Month 1 – 4: Pre-Foreclosure: Attorney Challenges the Lender Directly

This is where the attorney contacts the lender directly through certified letters with specific questions to gain crucial information on the banks practices at the time of signing the mortgage as well as the bank’s conduct throughout collection of the borrowers payments and the life to date of the loan. Banks consistently fail to comply with federal and state regulations. In fact, it’s cheaper for lenders to continue bad practices then to spend money to change their infrastructure. Through this inquiry and proceeding analysis of information provided by the bank, if provided, the attorney can discover specific bank errors that may be actionable. The secondary benefit to this inquiry is that the lender must cease further collection efforts until the lender resolves the issues and disputes raised by the attorney. This is most effective prior to any foreclosure action being filed.

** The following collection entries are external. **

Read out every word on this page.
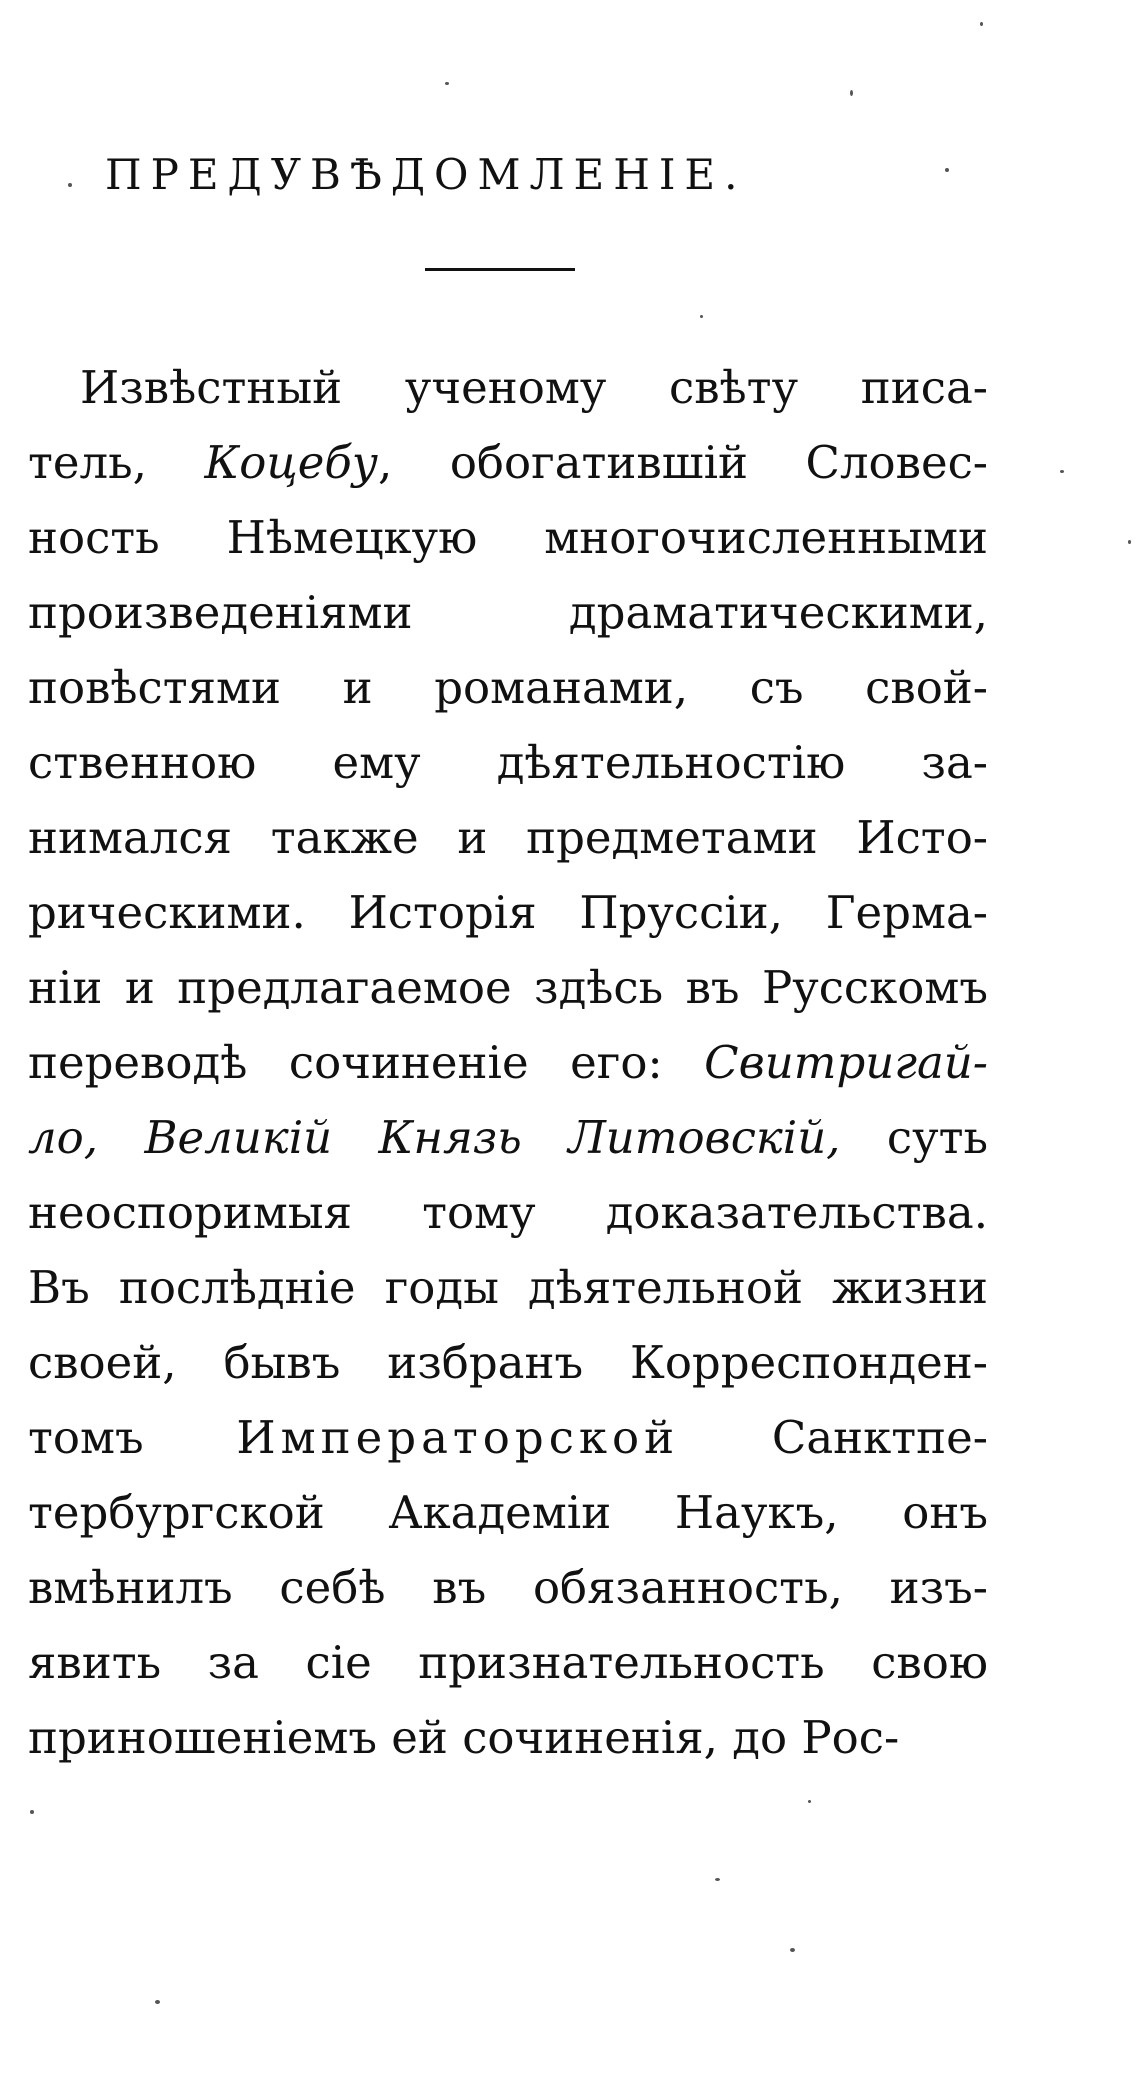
ПРЕДУВѢДОМЛЕНІЕ.
Извѣстный ученому свѣту писа-
тель, Коцебу, обогатившій Словес-
ность Нѣмецкую многочисленными
произведеніями драматическими,
повѣстями и романами, съ свой-
ственною ему дѣятельностію за-
нимался также и предметами Исто-
рическими. Исторія Пруссіи, Герма-
ніи и предлагаемое здѣсь въ Русскомъ
переводѣ сочиненіе его: Свитригай-
ло, Великій Князь Литовскій, суть
неоспоримыя тому доказательства.
Въ послѣдніе годы дѣятельной жизни
своей, бывъ избранъ Корреспонден-
томъ Императорской Санктпе-
тербургской Академіи Наукъ, онъ
вмѣнилъ себѣ въ обязанность, изъ-
явить за сіе признательность свою
приношеніемъ ей сочиненія, до Рос-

In addition to attorney inquiries into the bank’s practices, it is imperative for the borrower if they want to keep the home to begin the process to save their home.  This includes collecting borrowers’ financial information (check stubs, bank statements tax returns, etc) and contacting the lender directly, through the attorney or through competent HUD counselors.  Each lender had their own series of obstacles to helping you save your home, despite the rhetoric that the banks are here to help.  Getting the bank to approve a desired end goal requires diligence and perseverance and understanding what the bank is looking for and what their internal challenges and incentives are.

For example most residential and a segment of commercial loans are insured from default.  So when a borrower defaults the lender after a certain time is reimbursed full for any losses from the default.  Essentially instead of waiting 30 years to get their money back, once you default the lender collects its money and its profits back from the sale of your house and the difference from their insurance company. (see mortgage back securities)

Month 4 – 5: Foreclosure Complaint is Filed

The Bank is barred from filing any foreclosure complaint so long as the attorneys written requests are pending. However, it is not unusual for the lender to ignore the requests or after partially responding to attorney’s direct written requests that the Bank continues to move forward.  This triggers another claim against the lender.  Once the foreclosure complaint is filed, it does not terminate your rights.  There are still many options and with a qualified Foreclosure Defense attorney you have a lot more time.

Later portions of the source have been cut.